What is Cameroon’s role in the illicit trade in pangolins?
Cameroon is home to three species of pangolin (giant pangolin, white bellied and black-bellied pangolin), which are among the four species found in Central Africa. No documentation exists on the exact year when the illicit trade started in the country. Besides being a source, Cameroon also serves as a transit point for pangolins which have been illegally hunted in neighboring Gabon, the Democratic Republic of the Congo, and the Central African Republic. Seizure records show that Cameroon, along with Nigeria, is one of Africa’s biggest exporters of pangolin scales, which are mostly shipped to Asia.
How big is the estimated pangolin population?

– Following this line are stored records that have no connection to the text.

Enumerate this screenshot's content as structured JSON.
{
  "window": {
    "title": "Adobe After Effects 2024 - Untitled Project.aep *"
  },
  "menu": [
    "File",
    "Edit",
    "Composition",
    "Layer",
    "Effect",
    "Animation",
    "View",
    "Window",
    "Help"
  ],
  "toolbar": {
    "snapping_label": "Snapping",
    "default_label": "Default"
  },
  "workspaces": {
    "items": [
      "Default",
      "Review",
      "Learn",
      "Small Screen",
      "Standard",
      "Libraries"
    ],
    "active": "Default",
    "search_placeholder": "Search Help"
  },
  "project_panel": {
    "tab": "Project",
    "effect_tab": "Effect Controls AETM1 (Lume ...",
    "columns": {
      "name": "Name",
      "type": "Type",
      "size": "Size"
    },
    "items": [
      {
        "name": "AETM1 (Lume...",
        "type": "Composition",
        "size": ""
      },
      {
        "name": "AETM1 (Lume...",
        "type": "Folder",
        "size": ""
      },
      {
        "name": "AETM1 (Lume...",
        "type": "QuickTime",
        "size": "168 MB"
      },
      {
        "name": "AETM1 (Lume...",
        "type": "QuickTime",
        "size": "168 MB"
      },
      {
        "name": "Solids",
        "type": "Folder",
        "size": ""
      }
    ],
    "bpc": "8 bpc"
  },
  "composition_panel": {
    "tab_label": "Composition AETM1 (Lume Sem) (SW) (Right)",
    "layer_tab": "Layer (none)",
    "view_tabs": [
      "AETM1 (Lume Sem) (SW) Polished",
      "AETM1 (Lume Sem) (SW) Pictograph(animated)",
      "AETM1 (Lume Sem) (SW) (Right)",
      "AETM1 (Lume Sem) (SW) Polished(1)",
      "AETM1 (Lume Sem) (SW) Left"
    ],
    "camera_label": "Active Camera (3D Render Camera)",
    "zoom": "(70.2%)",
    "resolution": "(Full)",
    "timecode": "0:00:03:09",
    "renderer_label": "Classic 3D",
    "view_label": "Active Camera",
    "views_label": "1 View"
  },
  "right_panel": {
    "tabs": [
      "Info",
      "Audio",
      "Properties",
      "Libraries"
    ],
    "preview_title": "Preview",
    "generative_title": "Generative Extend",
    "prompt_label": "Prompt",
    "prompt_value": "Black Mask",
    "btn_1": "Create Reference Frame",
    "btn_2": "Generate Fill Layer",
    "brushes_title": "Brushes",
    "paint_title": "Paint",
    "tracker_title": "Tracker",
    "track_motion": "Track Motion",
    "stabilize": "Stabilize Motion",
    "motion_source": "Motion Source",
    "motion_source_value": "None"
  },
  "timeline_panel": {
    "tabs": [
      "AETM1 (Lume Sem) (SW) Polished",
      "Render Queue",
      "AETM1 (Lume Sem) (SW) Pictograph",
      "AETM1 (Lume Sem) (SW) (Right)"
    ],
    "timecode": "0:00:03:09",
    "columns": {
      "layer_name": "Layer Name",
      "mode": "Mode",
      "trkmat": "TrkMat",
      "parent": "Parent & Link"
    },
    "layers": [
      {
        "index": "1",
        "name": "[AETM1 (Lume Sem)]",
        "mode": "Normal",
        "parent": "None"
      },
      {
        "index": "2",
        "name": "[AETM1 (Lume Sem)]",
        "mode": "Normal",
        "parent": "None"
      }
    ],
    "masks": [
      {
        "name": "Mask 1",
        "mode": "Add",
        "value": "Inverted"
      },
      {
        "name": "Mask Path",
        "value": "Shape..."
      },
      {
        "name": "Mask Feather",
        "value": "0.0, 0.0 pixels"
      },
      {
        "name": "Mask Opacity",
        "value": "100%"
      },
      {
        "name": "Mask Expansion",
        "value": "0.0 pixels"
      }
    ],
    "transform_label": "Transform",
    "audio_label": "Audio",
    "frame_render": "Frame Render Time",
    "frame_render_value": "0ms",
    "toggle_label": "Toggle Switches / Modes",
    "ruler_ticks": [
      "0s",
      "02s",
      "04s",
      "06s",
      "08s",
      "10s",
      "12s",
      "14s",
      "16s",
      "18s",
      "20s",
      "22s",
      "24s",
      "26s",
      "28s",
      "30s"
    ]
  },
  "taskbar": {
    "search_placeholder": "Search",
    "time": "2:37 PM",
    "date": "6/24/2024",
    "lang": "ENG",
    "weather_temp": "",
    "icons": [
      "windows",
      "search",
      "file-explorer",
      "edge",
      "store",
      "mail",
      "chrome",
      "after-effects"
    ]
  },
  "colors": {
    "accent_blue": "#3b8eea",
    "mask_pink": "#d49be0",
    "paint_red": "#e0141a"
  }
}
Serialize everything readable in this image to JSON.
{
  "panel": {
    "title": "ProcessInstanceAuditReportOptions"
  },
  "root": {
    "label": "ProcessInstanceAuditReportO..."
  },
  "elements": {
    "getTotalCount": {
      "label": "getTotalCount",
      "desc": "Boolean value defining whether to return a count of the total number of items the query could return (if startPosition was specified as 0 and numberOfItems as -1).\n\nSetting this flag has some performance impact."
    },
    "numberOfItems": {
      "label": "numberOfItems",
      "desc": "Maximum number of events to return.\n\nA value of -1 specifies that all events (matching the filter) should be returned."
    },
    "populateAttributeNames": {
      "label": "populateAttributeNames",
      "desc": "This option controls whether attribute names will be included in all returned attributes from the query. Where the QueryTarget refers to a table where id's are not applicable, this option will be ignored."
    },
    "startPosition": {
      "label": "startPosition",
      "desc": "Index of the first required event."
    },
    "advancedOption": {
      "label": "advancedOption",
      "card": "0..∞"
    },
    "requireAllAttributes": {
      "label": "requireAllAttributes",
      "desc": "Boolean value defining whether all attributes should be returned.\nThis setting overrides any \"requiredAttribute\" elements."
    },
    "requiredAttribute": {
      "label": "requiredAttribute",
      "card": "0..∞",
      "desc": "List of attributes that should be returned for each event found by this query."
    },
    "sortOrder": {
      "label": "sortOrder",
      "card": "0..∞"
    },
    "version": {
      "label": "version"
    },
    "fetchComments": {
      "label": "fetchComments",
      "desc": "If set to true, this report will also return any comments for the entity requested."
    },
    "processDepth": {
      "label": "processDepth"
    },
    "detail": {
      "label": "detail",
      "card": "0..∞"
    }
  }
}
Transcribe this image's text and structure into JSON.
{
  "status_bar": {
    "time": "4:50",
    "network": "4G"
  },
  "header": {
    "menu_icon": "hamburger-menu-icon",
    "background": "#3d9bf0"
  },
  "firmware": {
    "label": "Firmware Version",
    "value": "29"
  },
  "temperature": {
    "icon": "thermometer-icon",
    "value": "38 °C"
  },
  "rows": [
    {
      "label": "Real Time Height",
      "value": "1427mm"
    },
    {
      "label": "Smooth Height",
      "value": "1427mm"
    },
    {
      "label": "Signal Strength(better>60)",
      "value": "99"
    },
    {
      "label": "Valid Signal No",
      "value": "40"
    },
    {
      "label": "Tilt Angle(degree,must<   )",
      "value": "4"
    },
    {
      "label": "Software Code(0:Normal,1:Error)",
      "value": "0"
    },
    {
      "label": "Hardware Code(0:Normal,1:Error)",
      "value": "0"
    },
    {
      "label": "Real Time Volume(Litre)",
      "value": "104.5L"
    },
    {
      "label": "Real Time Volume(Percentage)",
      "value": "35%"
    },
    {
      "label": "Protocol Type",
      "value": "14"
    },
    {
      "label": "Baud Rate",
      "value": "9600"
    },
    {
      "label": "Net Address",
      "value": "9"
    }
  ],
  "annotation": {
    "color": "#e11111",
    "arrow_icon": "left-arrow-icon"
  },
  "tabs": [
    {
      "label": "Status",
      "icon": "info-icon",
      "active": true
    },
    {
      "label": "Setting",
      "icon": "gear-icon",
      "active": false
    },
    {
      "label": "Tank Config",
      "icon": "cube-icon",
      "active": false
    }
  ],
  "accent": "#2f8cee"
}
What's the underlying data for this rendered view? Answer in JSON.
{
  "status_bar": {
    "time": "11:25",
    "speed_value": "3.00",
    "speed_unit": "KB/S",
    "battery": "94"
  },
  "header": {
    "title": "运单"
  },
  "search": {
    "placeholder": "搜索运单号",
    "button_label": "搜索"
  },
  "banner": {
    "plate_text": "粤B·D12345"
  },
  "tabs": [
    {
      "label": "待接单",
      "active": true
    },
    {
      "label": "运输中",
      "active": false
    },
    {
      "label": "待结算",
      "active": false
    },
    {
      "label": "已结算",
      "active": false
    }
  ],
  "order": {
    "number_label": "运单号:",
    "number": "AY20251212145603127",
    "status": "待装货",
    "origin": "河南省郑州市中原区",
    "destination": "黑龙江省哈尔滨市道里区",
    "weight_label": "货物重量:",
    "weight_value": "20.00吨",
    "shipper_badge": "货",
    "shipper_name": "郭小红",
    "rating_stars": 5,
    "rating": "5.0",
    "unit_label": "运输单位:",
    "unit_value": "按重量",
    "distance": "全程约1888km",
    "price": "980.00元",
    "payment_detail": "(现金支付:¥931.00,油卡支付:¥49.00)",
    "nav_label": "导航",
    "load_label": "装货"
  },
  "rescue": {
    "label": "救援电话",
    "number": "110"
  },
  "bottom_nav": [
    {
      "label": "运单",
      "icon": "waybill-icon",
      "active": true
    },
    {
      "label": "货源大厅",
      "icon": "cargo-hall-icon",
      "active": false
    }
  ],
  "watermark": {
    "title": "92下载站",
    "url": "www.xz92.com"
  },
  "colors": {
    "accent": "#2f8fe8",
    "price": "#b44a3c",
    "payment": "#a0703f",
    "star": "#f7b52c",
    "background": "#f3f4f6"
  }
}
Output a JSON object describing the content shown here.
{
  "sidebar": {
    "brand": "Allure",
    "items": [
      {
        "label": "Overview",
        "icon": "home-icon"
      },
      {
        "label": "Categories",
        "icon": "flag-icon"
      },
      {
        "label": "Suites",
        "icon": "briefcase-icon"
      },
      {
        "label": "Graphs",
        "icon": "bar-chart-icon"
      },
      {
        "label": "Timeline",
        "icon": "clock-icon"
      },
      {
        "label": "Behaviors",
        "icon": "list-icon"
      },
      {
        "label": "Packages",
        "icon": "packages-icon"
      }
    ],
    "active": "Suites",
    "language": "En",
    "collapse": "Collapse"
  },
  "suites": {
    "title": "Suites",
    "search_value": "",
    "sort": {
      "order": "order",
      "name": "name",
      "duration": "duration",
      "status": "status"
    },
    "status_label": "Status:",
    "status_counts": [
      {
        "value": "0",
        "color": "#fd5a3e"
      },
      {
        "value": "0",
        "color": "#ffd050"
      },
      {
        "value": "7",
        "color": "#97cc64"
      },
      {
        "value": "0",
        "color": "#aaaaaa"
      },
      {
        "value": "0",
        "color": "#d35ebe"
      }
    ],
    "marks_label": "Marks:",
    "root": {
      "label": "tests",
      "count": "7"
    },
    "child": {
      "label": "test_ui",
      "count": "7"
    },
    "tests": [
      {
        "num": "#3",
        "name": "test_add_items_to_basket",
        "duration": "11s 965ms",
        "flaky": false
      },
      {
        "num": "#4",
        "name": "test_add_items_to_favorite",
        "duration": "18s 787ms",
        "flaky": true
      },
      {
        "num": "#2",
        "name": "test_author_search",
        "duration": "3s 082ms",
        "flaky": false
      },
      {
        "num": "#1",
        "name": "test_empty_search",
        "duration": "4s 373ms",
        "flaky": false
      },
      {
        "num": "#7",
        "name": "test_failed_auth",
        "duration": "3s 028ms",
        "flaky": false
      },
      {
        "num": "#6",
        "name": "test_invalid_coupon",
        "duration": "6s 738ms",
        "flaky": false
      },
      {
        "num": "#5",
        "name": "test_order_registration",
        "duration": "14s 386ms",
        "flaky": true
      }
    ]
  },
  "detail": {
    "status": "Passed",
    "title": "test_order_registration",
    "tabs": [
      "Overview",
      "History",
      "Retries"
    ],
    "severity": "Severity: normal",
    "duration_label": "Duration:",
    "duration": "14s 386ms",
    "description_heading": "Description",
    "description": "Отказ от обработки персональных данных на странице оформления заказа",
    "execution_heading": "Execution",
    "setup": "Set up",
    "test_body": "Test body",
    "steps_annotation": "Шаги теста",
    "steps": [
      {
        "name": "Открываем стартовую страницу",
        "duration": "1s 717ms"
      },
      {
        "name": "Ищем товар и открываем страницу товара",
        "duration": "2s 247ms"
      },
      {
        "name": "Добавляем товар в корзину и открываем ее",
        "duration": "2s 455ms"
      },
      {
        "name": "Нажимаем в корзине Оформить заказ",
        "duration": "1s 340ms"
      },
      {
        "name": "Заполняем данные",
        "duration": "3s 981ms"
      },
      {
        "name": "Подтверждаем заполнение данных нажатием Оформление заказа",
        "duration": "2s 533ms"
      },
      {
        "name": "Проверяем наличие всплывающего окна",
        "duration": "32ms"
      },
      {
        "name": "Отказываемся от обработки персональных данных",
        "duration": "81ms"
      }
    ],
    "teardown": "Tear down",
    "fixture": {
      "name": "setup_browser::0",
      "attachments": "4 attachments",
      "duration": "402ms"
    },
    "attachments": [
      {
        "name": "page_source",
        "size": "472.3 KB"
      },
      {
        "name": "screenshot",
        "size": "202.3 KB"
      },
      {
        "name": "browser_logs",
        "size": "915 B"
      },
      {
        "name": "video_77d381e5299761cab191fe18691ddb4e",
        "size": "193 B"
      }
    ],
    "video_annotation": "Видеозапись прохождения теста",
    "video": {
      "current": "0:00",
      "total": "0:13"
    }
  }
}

There are no available statistics on the exact population figures of pangolins in Cameroon. However, experts say there has been a decline in the number of pangolins, given the large numbers of scales and other animal parts that wildlife officials have seized recently from hunters and traffickers. The illegal trade for their meat and scales is driving them closer towards extinction.
According to Last Great Ape Organization (LAGA) some 7,500 kilograms of pangolin scales have been seized in Cameroon in the last five years.
A recent seizure took place on 18 March 2019 when two tons of pangolin scales were seized and four traffickers arrested in the country’s economic capital, Doula.
What is the major use of pangolins? What are they hunted for?
In the past, most people hunted pangolins in Cameroon as a local delicacy “bush meat”. Things changed in the early 2000s when an illicit global market for pangolin and their scales opened up. There is growing demand for their scales in Asia, where they are believed to have medicinal value.
Are there laws that ban the farming, poaching or selling of pangolins? What is the legal situation?
Pangolins fall under Category A of Classified Wildlife Species in Cameroon. All CITES Appendix I are automatically listed in Class A, which means Cameroon’s pangolins are fully protected by law.
The wildlife law that governs the sector clearly states that anyone found in possession of parts of a totally protected species is liable to a prison term of one to three years and or a fine of FCFA Central African CFA franc? 3 million to 10 million.
The Cameroon government supported uplisting all pangolins to Appendix I of CITES, which went into effect in January 2107, prohibiting all commercial international trade of pangolins.
Have there been prosecutions? Have there been any court cases?
Statistics obtained from LAGA show that some 407 traffickers in pangolin scales and body parts have been arrested in the last 10 years in Cameroon. While most of them were sentenced to a prison term, others are still pending. Two Chinese nationals were sentenced to three months imprisonment by the Bonanjo Court of First Instance, Douala, in January 2017 after being caught with over five tonnes of pangolin scales ready for illegal export.
A Nigerian national, Anthony Nwabu Nwanne, was sentenced to 75 days imprisonment by the Bertoua Court of First Instance in March 2017 for trafficking in pangolin scales. He was found with five bags of pangolin scales weighing over 200 kilograms. Also in 2017, Nwana Doh Felix and Ndjoheu Jean Marie, both Cameroonians, were sentenced to three months imprisonment for trafficking over 128 kilograms of pangolin scales. They were arrested in Ngaoundal, Adamawa region in August 2016 as they attempted to sell the scales. These cases are just a few among several traffickers who have been prosecuted in Cameroon, as the government steps up efforts to clamp down on the illicit trade.
Who are the people involved in the pangolin trade? Who they sell the pangolin to and for how much;?ell stories based on earlier reporting
Traffickers and poachers from Cameroon, Nigeria, China, Central Africa Republic, Italy, Ghana, Mali, and Egypt have been arrested in connection with the illicit pangolin trade in Cameroon, since the ban on the poaching of the animal species was instituted, according to LAGA.
Pangolins are mostly killed by hunters in local communities near forest reserves. The trade is said to be mostly driven by high prices offered by smuggling syndicates. Traffickers pay local poachers between FCFA 12,000-13,000 per kilogram for small scales and FCFA 25.000 to FCFA 35.000 for large scales.
These enticing price levels are further driving the killing of pangolins as those involved in the illicit trade seek to make significant financial benefits.